Funerals rites are a well-documented means by which communities’ express emotion, say goodbye and heal. Mourning and funeral practices are being substantially reshaped due to COVID-19 [37]. Changing policies around burial and funeral rites may exacerbate feelings of uncertainty, loss and desperation, and new guidelines may affect the family’s ability to process loss as we were able to see on our study. Having no personal proof of death and not being able to bury a person in an acceptable way may make families and communities vulnerable to ‘ambiguous loss’ in which the experienced loss is not verified, the grieving process is frozen and the natural human need for meaning, sense, knowledge, connection and ritual is denied [38].

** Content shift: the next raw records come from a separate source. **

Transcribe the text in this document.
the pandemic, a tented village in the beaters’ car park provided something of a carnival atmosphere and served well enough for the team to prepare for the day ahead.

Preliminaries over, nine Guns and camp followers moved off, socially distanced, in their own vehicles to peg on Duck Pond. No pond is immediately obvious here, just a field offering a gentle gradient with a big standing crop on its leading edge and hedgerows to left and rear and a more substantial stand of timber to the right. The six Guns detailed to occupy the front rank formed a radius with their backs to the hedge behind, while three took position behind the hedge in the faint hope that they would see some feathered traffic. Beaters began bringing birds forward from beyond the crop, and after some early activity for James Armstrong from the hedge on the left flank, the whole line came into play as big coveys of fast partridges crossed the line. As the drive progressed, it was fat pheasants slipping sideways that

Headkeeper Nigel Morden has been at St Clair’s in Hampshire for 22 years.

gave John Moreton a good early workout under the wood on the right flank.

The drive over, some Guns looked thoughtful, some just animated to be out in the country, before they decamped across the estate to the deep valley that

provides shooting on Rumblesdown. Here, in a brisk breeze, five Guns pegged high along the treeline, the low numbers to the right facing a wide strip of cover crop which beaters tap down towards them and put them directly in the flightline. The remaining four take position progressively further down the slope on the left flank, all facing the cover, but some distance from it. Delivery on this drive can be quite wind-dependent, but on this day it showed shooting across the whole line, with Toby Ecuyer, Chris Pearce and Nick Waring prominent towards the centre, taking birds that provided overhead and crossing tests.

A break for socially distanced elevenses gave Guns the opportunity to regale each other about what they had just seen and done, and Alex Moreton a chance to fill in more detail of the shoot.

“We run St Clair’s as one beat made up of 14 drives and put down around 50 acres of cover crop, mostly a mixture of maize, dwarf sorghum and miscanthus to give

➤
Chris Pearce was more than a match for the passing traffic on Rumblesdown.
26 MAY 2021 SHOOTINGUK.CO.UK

This void can have a continuing and devastating impact on everyday life, such as in work, and long-term mental health. As expressed by some of our participants, their losses have impacted in different ways by causing fear, sadness and the direct contact with the own death.

Concluding, altered grief and mourning and the difficult processes can disturb our capability to move forward and increase the risk of mental health complications such as depression and anxiety.

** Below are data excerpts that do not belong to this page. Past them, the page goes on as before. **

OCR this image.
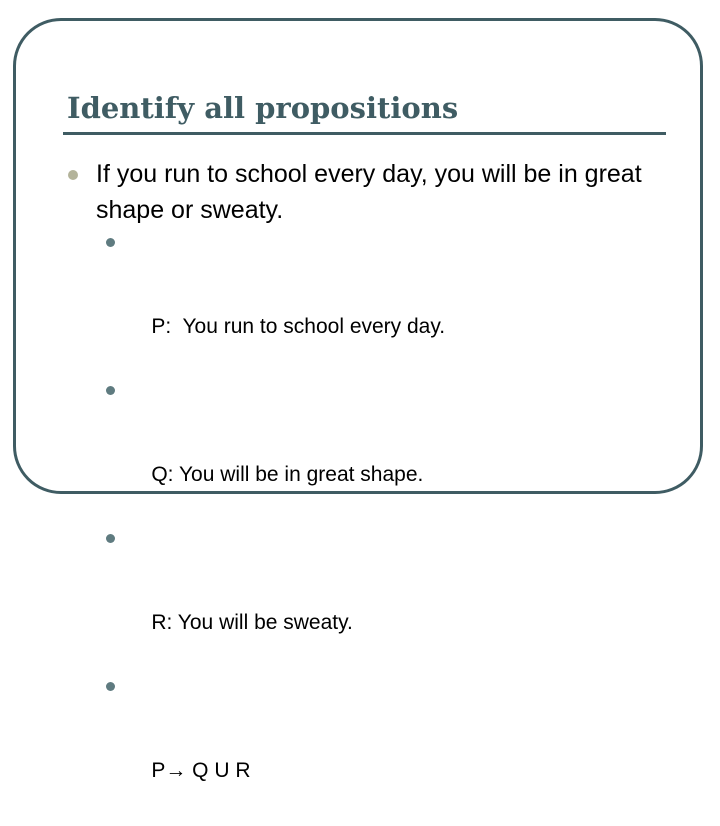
Identify all propositions
If you run to school every day, you will be in great shape or sweaty.

P:  You run to school every day.

Q: You will be in great shape.

R: You will be sweaty.

P→ Q U R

Strengths of the current study: 1) the study was conducted within a sample of a population-based setting; 2) a younger sample was recruited, which is different from the normal target audiences on qualitative research on grief; 3) the questionnaire was online and confidential which let participants answer openly and freely without the fear of being evaluated or judge. On the other hand, the limitations of the current study include: 1) almost half of the study sample didn’t answer to the open-ended question, which aimed to understand how the loss affect daily life of participants after the loss; 2) the findings cannot be generalized for the all population, since the recruitment was based on the principal of snowball sampling although that, having more them 80 open-ended answers is more than the usual seen in qualitative research; 3) since the data collection was made via online questionnaire and not in person by interview, more detailed information could not be accessed and analysed.


We would like to thank all participants who accepted to participate in this study. This research would not be possible without your participation.